Any remand court in my opinion always throws up at least one example of gross inefficiency by one of the many agencies whose timely and adequate input on the day is a vital necessity for work to proceed smoothly. On that day it was our local constabulary at fault. We were told by our legal advisor that one particular overnight custody case, a breach of curfew, had to be completed by 11.30am. He was being held at a nearby police station. Accordingly at about 10.15am we asked the usher…….at least in court one we don`t have to beg, steal or borrow one………about Mr X to which the reply was, “ He`s not here but his lawyer has been waiting for him since 9.30am.” About 11.10pm we are told he is in the cells. At this point the usher should have advised his lawyer to go to him immediately. With a packed courtroom and everything happening the bench overlooked reminding the usher who wasn`t in one place long enough for it to register. The result was Mr X was brought into court where his lawyer asked for time to take instructions. He is given ten minutes and both head downstairs. Meantime CPS tell us that police had not informed SERCO until 10.30am that Mr X was due in court. At 11.28am with Mr X in the dock his lawyer tells us that Mr X who looked to be at death`s door had been in hospital but until he had seen a letter purportedly to that effect being held by the police he could not advise his client to admit or deny. CPS withdrew the charge. The chairman emphasised to the prosecutor that the bench`s dismay be conveyed to the senior officer in charge at the station. What can one do? And this is prior to the HMCS 24% cash reduction in our area.

During this sitting we retired once only for five minutes when we decided to send the knife carrying comatose unresponsive defendant to crown court for sentence.

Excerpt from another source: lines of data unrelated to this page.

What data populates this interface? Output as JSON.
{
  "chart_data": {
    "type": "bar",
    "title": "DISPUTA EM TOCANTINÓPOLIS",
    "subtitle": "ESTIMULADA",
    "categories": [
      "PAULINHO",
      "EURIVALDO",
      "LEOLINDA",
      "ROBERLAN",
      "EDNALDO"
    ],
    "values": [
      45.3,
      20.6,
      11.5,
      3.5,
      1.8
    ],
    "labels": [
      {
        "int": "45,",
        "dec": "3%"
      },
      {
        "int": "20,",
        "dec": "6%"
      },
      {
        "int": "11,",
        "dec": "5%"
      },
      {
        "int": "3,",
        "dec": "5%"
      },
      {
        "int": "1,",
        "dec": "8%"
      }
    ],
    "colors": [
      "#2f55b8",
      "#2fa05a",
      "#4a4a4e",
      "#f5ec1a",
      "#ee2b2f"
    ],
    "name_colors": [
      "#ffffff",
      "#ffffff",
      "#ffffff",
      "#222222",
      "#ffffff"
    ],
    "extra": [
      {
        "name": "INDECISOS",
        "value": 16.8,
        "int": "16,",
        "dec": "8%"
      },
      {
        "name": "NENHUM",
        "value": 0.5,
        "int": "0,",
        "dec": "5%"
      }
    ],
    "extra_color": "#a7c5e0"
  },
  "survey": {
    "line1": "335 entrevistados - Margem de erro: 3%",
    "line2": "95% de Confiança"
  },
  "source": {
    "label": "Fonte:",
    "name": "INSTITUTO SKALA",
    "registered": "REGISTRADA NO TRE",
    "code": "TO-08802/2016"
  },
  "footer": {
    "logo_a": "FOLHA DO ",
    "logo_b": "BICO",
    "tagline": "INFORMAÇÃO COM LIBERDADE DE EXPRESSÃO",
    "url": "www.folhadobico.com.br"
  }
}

Twenty one matters were held over until 2.00pm where another court would perhaps have squeezed in three or four after their allotted work. That means that about sixteen or seventeen defendants who we knew had been there since around 10.00am according to the usher would have wasted a day and will have to return. What kind of country are we living in? What kind of justice system do we want? What kind of justice system do we deserve? What kind of justice system are we heading towards?